Myanmar's tense political purge plays out in Facebook posts

Shwe Mann, the ousted party chairman, who appeared after two days of silence to reassure his followers in a Facebook post.
Soe Than WIN

YANGON, Myanmar — Frightening political purges still happen in the "new" Myanmar. But instead of disappearing for years, now ousted officials write pensive posts on Facebook.

At night on Aug. 12, authorities sealed off the headquarters of the ruling Union Solidarity and Development Party, or USDP. State security forces reportedly drew their guns and prevented officials from leaving. As night turned to day and the party’s chairman, Shwe Mann, still hadn’t been heard from, the words "purge," "putsch" and "coup" were used to describe what had happened.

Myanmar’s history is full of politicians falling out of favor in dramatic fashion. So while the country shed 49 years of military rule in 2011, last week’s events felt like history repeating itself.

Except for one thing: the internet.

After almost two days of silence, Shwe Mann appeared — not in chains but online.

Shwe Mann's first Facebook post after his ouster.

In his Facebook post, he was sitting in what appeared to be his office at parliament. The book “How Successful People Think” by leadership guru John C. Maxwell was on his desk. His post started out with “to the people.”

“I appreciate the people who asked about me with kindness, love and sympathy. I respect and value the love and kindness of people and I'll work for the benefit of people until my last days.”

Since when do high-powered Burmese officials with ambitions to be president get purged and update their Facebook status?

About a year ago, two foreign telecommunication firms rolled out new networks, helping drive down prices for expensive sim cards. Myanmar went from one of the least connected countries in the world to a land of golden pagodas and smartphones.
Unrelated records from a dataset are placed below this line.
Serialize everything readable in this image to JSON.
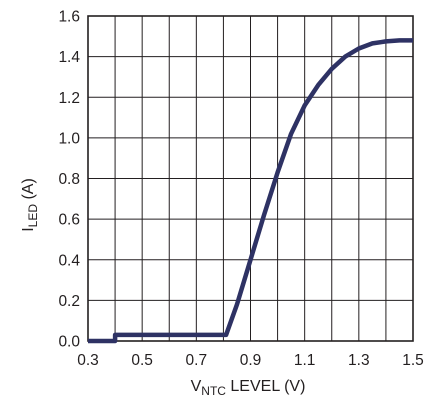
{
  "chart_data": {
    "type": "line",
    "xlabel": {
      "main": "V",
      "sub": "NTC",
      "rest": " LEVEL (V)"
    },
    "ylabel": {
      "main": "I",
      "sub": "LED",
      "rest": " (A)"
    },
    "xlim": [
      0.3,
      1.5
    ],
    "ylim": [
      0.0,
      1.6
    ],
    "x_ticks": [
      "0.3",
      "0.5",
      "0.7",
      "0.9",
      "1.1",
      "1.3",
      "1.5"
    ],
    "x_tick_values": [
      0.3,
      0.5,
      0.7,
      0.9,
      1.1,
      1.3,
      1.5
    ],
    "y_ticks": [
      "0.0",
      "0.2",
      "0.4",
      "0.6",
      "0.8",
      "1.0",
      "1.2",
      "1.4",
      "1.6"
    ],
    "y_tick_values": [
      0.0,
      0.2,
      0.4,
      0.6,
      0.8,
      1.0,
      1.2,
      1.4,
      1.6
    ],
    "x_grid_minor": [
      0.4,
      0.6,
      0.8,
      1.0,
      1.2,
      1.4
    ],
    "grid": true,
    "series": [
      {
        "color": "#2e3264",
        "points": [
          [
            0.3,
            0.0
          ],
          [
            0.4,
            0.0
          ],
          [
            0.4,
            0.03
          ],
          [
            0.81,
            0.03
          ],
          [
            0.85,
            0.18
          ],
          [
            0.9,
            0.4
          ],
          [
            0.95,
            0.62
          ],
          [
            1.0,
            0.83
          ],
          [
            1.05,
            1.02
          ],
          [
            1.1,
            1.16
          ],
          [
            1.15,
            1.26
          ],
          [
            1.2,
            1.34
          ],
          [
            1.25,
            1.4
          ],
          [
            1.3,
            1.44
          ],
          [
            1.35,
            1.465
          ],
          [
            1.4,
            1.475
          ],
          [
            1.45,
            1.48
          ],
          [
            1.5,
            1.48
          ]
        ]
      }
    ]
  }
}
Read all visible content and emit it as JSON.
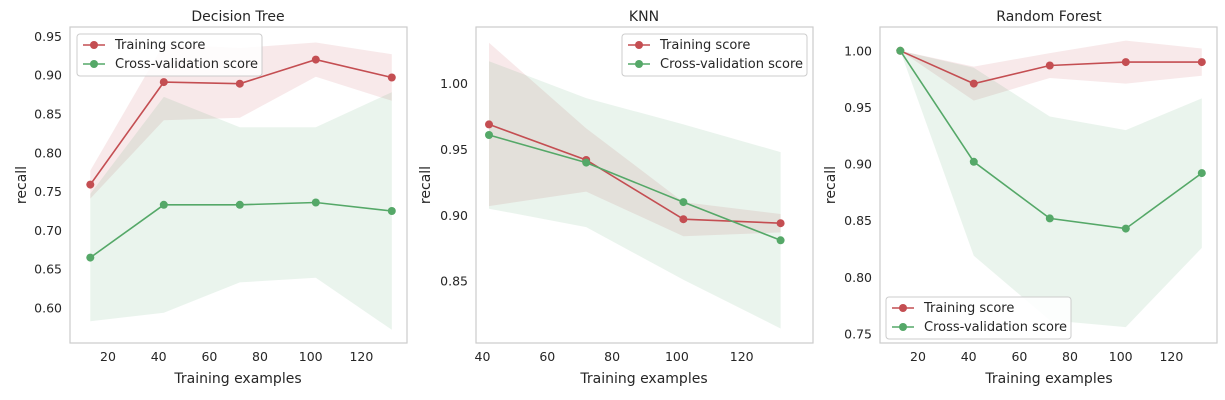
{
  "chart_data": [
    {
      "type": "line",
      "title": "Decision Tree",
      "xlabel": "Training examples",
      "ylabel": "recall",
      "xlim": [
        5,
        138
      ],
      "ylim": [
        0.555,
        0.962
      ],
      "xticks": [
        "20",
        "40",
        "60",
        "80",
        "100",
        "120"
      ],
      "yticks": [
        "0.60",
        "0.65",
        "0.70",
        "0.75",
        "0.80",
        "0.85",
        "0.90",
        "0.95"
      ],
      "grid": false,
      "legend_position": "top-left",
      "x": [
        13,
        42,
        72,
        102,
        132
      ],
      "series": [
        {
          "name": "Training score",
          "color": "#c44e52",
          "values": [
            0.759,
            0.891,
            0.889,
            0.92,
            0.897
          ],
          "band_upper": [
            0.777,
            0.94,
            0.935,
            0.942,
            0.927
          ],
          "band_lower": [
            0.741,
            0.842,
            0.845,
            0.898,
            0.867
          ]
        },
        {
          "name": "Cross-validation score",
          "color": "#55a868",
          "values": [
            0.665,
            0.733,
            0.733,
            0.736,
            0.725
          ],
          "band_upper": [
            0.747,
            0.872,
            0.833,
            0.833,
            0.878
          ],
          "band_lower": [
            0.583,
            0.594,
            0.633,
            0.639,
            0.572
          ]
        }
      ]
    },
    {
      "type": "line",
      "title": "KNN",
      "xlabel": "Training examples",
      "ylabel": "recall",
      "xlim": [
        38,
        142
      ],
      "ylim": [
        0.803,
        1.043
      ],
      "xticks": [
        "40",
        "60",
        "80",
        "100",
        "120"
      ],
      "yticks": [
        "0.85",
        "0.90",
        "0.95",
        "1.00"
      ],
      "grid": false,
      "legend_position": "top-right",
      "x": [
        42,
        72,
        102,
        132
      ],
      "series": [
        {
          "name": "Training score",
          "color": "#c44e52",
          "values": [
            0.969,
            0.942,
            0.897,
            0.894
          ],
          "band_upper": [
            1.031,
            0.966,
            0.91,
            0.901
          ],
          "band_lower": [
            0.907,
            0.918,
            0.884,
            0.887
          ]
        },
        {
          "name": "Cross-validation score",
          "color": "#55a868",
          "values": [
            0.961,
            0.94,
            0.91,
            0.881
          ],
          "band_upper": [
            1.017,
            0.989,
            0.969,
            0.948
          ],
          "band_lower": [
            0.905,
            0.891,
            0.851,
            0.814
          ]
        }
      ]
    },
    {
      "type": "line",
      "title": "Random Forest",
      "xlabel": "Training examples",
      "ylabel": "recall",
      "xlim": [
        5,
        138
      ],
      "ylim": [
        0.742,
        1.021
      ],
      "xticks": [
        "20",
        "40",
        "60",
        "80",
        "100",
        "120"
      ],
      "yticks": [
        "0.75",
        "0.80",
        "0.85",
        "0.90",
        "0.95",
        "1.00"
      ],
      "grid": false,
      "legend_position": "bottom-left",
      "x": [
        13,
        42,
        72,
        102,
        132
      ],
      "series": [
        {
          "name": "Training score",
          "color": "#c44e52",
          "values": [
            1.0,
            0.971,
            0.987,
            0.99,
            0.99
          ],
          "band_upper": [
            1.0,
            0.986,
            0.998,
            1.009,
            1.002
          ],
          "band_lower": [
            1.0,
            0.956,
            0.976,
            0.971,
            0.978
          ]
        },
        {
          "name": "Cross-validation score",
          "color": "#55a868",
          "values": [
            1.0,
            0.902,
            0.852,
            0.843,
            0.892
          ],
          "band_upper": [
            1.0,
            0.985,
            0.942,
            0.93,
            0.958
          ],
          "band_lower": [
            1.0,
            0.819,
            0.762,
            0.756,
            0.826
          ]
        }
      ]
    }
  ]
}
It hasn’t been without downsides.

Facebook has been used to stir up nationalist fervor and incite religious violence. But it has also provided much-needed organizing tools for activists. Inevitably, lawmakers and officials have harnessed it in ways that weren’t possible before. A much-anticipated election in November will be the first to take place in the new social media normal.

“There’s a big difference in comparison to 10 years ago. Politicians can reach out to the people more freely now,” said Myat Thu of the Yangon School of Political Science, stressing that many don’t feel sympathy for Shwe Mann because he hasn’t proven himself able to effect much change in office. He is also still viewed as a member of the old guard, with a less than stellar human rights record.

Shwe Mann — who for the time being continues to hold on to his role as speaker of the lower house in parliament and his party membership, though the positions seem far from secure — wasn’t the only one to update his status.

A day after the showdown in Naypyidaw, Aung Ko, an ally of the ousted official, channeled Bob Marley on his page. Though technically he referred to him as “Bob Merley.”

“Get up, Stand up,” he wrote, slightly misquoting the rest of the chorus: “follow up your right.”

But the posts cut both ways.

In an early morning update after the confrontation, Minister of Information Ye Htut posted a picture of an overcast sky.

“[Myanmar's capital] Naypyidaw has fine weather even though it is cloudy,” he wrote cryptically on his page, which is followed by nearly 250,000 people. “I’m walking while remembering a song called ‘the weather is fine.’ I couldn't take a walk for a long time as the weather wasn’t fine.”

Floodwaters have inundated Myanmar over the past month, but few believe he was really talking about the weather.

This week he was far less subtle.

In a post on Wednesday, he copied out a quote widely attributed to both Thomas Paine and George Patton.

“Lead, follow, or get out of the way.”